There was a sense of celebration, marred only by the thudding beats of revivalist worship downstairs. A well-filled Town Hall Concert Chamber hosted an audience keen to welcome home some distinguished young Auckland musicians.
This was the final stop on a nationwide tour for John Chen, Natalie Lin and Edward King playing together as CLiK, a piano trio that were also a modest supergroup, considering the achievements of the members.
Importantly, too, Chamber Music New Zealand was marking the first half-century of its annual Chamber Music Contest by showcasing three illustrious alumni. The first half of the evening consisted of solo turns. Granados' Allegro de Concierto suited John Chen well. Always reliable for dealing out glinting brilliance, this was beautifully tempered by melting rubato asides. While a new commission from a young local composer would have been highly appropriate, Lilburn's 1950 Sonata for Violin and Piano fitted well with that composer's centenary.

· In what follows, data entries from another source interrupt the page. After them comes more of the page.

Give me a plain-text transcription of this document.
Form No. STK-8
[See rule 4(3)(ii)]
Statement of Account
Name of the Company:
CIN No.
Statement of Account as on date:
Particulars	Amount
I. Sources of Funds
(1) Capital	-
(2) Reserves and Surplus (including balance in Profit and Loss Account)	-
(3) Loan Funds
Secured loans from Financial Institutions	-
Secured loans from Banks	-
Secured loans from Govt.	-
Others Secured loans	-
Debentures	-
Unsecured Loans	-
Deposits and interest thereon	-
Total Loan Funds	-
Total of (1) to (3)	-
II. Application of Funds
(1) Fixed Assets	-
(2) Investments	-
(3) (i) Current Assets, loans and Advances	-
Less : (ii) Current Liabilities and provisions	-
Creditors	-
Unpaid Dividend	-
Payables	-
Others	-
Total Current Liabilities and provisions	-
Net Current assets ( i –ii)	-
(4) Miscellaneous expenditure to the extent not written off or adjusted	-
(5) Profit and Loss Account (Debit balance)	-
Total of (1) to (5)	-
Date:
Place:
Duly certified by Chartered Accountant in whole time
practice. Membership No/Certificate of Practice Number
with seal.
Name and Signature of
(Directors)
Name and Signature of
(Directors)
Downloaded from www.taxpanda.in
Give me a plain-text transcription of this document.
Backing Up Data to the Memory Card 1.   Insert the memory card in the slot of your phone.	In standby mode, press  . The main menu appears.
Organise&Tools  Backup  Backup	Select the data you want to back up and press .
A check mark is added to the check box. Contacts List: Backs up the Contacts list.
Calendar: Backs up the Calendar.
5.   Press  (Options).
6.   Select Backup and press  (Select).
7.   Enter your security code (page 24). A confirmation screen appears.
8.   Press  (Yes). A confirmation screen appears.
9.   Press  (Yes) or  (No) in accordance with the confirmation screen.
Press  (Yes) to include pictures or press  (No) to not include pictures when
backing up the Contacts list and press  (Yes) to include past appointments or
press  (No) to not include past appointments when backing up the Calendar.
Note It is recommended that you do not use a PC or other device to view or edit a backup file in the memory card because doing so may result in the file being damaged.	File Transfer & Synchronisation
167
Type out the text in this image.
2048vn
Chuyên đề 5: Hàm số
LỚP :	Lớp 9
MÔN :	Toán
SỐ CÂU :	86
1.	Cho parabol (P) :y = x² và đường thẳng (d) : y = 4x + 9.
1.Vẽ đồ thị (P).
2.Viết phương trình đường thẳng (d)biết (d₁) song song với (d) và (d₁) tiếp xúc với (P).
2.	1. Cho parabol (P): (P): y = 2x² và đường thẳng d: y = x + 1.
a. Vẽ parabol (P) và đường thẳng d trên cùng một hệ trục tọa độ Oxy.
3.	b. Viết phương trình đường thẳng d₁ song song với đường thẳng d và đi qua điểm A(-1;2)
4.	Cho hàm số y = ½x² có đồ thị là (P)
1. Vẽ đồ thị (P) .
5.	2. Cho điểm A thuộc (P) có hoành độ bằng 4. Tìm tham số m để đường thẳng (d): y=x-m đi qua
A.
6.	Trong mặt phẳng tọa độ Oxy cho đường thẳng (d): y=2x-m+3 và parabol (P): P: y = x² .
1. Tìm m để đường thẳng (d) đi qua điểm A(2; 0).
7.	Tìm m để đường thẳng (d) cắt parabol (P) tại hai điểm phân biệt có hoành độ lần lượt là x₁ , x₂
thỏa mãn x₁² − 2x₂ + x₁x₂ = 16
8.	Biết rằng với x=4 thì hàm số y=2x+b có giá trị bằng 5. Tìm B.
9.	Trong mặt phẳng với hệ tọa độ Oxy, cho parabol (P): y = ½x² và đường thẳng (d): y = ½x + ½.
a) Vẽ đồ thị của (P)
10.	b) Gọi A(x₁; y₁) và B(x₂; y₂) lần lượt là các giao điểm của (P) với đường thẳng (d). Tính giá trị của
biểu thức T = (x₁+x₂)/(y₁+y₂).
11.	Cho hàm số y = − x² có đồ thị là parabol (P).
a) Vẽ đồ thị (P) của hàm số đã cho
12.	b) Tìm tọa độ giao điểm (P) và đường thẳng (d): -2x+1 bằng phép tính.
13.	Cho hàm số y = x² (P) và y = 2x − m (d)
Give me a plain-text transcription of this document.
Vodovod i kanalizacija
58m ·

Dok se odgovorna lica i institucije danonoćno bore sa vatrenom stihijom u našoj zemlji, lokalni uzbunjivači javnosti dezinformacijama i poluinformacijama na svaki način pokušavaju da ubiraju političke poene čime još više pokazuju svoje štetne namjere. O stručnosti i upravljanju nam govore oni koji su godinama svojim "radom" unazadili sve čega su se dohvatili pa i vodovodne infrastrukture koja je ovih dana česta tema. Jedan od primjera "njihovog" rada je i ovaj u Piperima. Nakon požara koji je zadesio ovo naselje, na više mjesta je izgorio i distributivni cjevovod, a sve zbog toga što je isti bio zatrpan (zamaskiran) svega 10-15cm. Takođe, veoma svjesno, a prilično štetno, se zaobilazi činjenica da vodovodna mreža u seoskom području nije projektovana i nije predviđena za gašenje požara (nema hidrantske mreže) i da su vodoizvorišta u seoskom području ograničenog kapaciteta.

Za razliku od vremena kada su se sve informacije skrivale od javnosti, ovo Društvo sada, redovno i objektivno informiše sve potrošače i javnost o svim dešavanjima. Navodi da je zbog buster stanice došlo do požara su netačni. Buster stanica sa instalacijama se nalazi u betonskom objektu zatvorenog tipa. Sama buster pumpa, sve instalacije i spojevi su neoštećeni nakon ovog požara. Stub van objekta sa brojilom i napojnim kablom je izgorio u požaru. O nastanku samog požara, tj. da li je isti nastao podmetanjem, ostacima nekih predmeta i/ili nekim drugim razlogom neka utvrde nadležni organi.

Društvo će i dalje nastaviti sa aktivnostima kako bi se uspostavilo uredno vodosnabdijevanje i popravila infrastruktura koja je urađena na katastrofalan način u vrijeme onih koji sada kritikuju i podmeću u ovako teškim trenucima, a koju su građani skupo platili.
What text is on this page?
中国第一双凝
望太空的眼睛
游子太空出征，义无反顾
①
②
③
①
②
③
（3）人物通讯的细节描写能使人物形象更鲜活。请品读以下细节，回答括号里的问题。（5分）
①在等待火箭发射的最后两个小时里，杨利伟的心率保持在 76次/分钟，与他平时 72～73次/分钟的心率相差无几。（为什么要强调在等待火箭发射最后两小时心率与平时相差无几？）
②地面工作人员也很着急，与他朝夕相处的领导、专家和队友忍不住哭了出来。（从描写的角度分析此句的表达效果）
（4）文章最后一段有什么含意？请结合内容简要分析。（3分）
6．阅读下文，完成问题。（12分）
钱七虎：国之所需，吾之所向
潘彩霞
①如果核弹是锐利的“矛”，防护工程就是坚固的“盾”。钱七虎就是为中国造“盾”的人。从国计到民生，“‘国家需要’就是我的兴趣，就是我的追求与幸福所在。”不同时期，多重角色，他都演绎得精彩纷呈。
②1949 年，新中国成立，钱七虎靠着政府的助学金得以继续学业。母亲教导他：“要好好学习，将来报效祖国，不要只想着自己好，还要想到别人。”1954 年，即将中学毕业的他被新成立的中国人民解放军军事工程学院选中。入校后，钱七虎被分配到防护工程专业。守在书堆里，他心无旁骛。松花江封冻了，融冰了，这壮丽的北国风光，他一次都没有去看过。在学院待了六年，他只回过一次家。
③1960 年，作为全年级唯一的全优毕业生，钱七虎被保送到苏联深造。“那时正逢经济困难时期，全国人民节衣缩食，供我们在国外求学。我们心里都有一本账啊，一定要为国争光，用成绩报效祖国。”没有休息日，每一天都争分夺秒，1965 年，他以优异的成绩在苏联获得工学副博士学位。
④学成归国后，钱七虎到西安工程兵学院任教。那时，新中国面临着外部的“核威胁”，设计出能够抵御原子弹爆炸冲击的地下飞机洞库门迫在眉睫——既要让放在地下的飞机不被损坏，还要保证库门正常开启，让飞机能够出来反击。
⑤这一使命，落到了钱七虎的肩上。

This is an austere score, from those early, bitter jabs of piano. But somehow, it did not quite take fire. Lin, trapped behind a music stand, seemed cautious, perhaps over-respectful and the work's stoic lyricism was muted.
Edward King then gave us Ginastera's Pampeana No 2 from memory, bringing a sinuous physicality to very physical music. He revelled in both its rhapsodic liberties and, with Chen in full storm mode, its wild rhythmic outbursts.